Compassion Fatigue, also known as Secondary Traumatic Stress, is a serious and common side effect of living – or dealing – with a person with NPD or BPD. Wikipedia defines it as:
A gradual lessening of compassion over time. It is common among individuals that work directly with trauma victims such as, therapists (paid and unpaid), nurses, psychologists, police officers, first responders, animal welfare workers, health unit coordinators and anyone who helps out others, especially family members, relatives, and other informal caregivers of patients suffering from a chronic illness. It was first diagnosed in nurses in the 1950s. Sufferers can exhibit several symptoms including hopelessness, a decrease in experiences of pleasure, constant stress and anxiety, sleeplessness or nightmares, and a pervasive negative attitude. This can have detrimental effects on individuals, both professionally and personally, including a decrease in productivity, the inability to focus, and the development of new feelings of incompetency and self-doubt.
Compassion fatigue may actually be helpful if you are trying to leave an unhealthy relationship as it allows for just turning away from demonstrated ‘need’ without guilt or other emotional involvement. This can be a relief because it allows for the emotional space to start to clear the FOG and make decisions based on what is good for you rather than what would be best for the NPD/BPD.
This is a relatively new diagnosis, but it’s apparently common in the helping professions – and I suspect, among those who deal with mentally ill family members.
Here’s a *really* good article on it that also provides some guidelines for preventing and healing from it. It’s long, but worth the time.
Even though there are ‘benefits,’ compassion fatigue is a distressing state of mind – especially if your sense of self is entwined in your ability to empathize and feel compassion for others – something that is virtually guaranteed if you’ve gotten into a relationship with a PD.
Many former spouses have reported becoming belligerent, short tempered, and irrational. Often their responses mirror those of the person who actually has the personality disorder. This makes it even more challenging when the NPD/BPD accuses the Non of being the one with the problem.
The good news is that the state of compassion fatigue is not permanent. The “bad” news is that you will almost certainly have to get significant, long-term distance from the source of your fatigue in order to fully heal from it.
That means, you’ll have to go No Contact with your PD.
Not an easy or short-term fix, but once you do, you’ll really begin to heal. Unsurprisingly, being aware of compassion fatigue is the critical first step toward alleviating it.
Another thing that helps? Surrounding yourself with a compassionate community where it’s safe to make yourself vulnerable.
And yes, the good feelings do return. If you take the time to heal and give yourself the compassion you need, you will be able to feel everything, good and bad, fully and completely. Empathy can be a double edged sword, but it is the skill that will allow you to find passionate love, peace, good friends and to trust again – both yourself and others.
In my own experience, I can tell you that I seem to have a lower tolerance for certain types of negative emotional engagement, like those who present themselves one way and then turn around and act in the opposite way to fulfill their own agenda or twist others actions to fit their negative view of the world.

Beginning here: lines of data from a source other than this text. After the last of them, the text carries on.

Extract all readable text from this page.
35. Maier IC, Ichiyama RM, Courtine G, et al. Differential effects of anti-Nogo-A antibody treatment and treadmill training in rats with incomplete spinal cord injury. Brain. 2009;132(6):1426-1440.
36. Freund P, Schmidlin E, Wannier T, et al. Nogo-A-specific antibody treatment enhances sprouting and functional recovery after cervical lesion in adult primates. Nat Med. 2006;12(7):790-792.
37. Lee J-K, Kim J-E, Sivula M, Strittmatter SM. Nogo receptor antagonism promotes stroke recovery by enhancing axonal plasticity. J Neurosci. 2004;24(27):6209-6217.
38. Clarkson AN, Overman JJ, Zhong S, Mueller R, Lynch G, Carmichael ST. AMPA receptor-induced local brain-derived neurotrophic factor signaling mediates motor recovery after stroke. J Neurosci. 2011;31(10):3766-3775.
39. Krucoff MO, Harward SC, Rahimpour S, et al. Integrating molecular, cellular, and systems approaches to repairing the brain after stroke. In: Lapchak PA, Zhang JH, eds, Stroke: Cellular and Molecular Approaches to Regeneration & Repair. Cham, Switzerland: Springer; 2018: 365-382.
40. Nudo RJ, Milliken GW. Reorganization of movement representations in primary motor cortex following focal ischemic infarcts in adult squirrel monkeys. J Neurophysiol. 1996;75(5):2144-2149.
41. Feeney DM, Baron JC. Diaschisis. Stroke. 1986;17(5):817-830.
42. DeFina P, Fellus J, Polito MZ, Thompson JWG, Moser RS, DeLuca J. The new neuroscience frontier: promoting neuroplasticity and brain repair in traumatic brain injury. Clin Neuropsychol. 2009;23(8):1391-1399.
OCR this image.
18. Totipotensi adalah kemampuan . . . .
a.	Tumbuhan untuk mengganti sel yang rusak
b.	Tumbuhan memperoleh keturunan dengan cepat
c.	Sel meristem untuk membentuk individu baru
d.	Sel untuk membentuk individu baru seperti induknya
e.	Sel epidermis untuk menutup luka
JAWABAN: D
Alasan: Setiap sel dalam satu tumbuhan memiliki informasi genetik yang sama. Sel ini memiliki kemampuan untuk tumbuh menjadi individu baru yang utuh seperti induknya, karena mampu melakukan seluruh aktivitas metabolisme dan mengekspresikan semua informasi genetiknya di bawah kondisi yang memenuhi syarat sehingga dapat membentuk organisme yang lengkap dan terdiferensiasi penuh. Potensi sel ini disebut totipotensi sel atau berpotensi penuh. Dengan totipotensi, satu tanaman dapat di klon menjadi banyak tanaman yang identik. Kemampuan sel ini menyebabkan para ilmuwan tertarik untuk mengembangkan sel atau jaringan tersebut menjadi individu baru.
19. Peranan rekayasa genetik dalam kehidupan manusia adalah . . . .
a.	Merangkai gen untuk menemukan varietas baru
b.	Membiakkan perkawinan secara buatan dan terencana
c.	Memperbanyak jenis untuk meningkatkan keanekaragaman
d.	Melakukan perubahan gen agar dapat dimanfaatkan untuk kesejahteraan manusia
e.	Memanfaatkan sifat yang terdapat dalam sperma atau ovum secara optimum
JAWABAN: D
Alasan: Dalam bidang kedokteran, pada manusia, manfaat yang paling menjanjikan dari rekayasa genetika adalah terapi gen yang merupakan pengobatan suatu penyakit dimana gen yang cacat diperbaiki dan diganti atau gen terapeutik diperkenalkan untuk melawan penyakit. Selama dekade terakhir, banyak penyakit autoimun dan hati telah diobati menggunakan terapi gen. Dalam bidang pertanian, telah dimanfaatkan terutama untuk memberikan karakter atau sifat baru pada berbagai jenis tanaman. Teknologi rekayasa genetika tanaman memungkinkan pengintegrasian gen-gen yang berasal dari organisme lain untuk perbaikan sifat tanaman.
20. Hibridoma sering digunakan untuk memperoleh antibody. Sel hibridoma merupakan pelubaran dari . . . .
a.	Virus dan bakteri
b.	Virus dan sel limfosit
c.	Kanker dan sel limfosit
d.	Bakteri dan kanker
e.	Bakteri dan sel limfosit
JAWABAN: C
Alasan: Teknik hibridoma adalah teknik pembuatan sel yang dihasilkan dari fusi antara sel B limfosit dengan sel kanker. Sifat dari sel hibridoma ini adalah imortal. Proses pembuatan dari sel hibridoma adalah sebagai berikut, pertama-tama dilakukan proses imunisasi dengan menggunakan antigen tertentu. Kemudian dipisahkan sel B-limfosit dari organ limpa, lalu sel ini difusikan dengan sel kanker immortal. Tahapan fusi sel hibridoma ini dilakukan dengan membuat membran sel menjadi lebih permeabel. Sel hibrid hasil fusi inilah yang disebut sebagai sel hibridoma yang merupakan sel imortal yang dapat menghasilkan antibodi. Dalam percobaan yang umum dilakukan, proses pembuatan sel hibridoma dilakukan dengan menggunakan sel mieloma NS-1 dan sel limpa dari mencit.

In addition, I have almost no tolerance for the type of manipulative situational misrepresentation, projection and rumor mongering that my xNPDh engaged in. Gossip and “office politics” hold no interest for me and while I am aware of those games and sensitive to their effects, I just don’t play.
So there are residual effects, at least in my personal experience, and it does make it hard sometimes, out in the world. But I think that ‘residue’ is generally a positive thing because it helps maintain boundaries and strengthens my resolve to live my life according to the values I hold dear without getting wrapped up in manufactured drama.
I’m not particularly special, and the science is mostly supportive, so I am confident that anyone reading this, suffering and wondering if they’ll ever get back to ‘normal’ will be able to heal and feel fully again as well.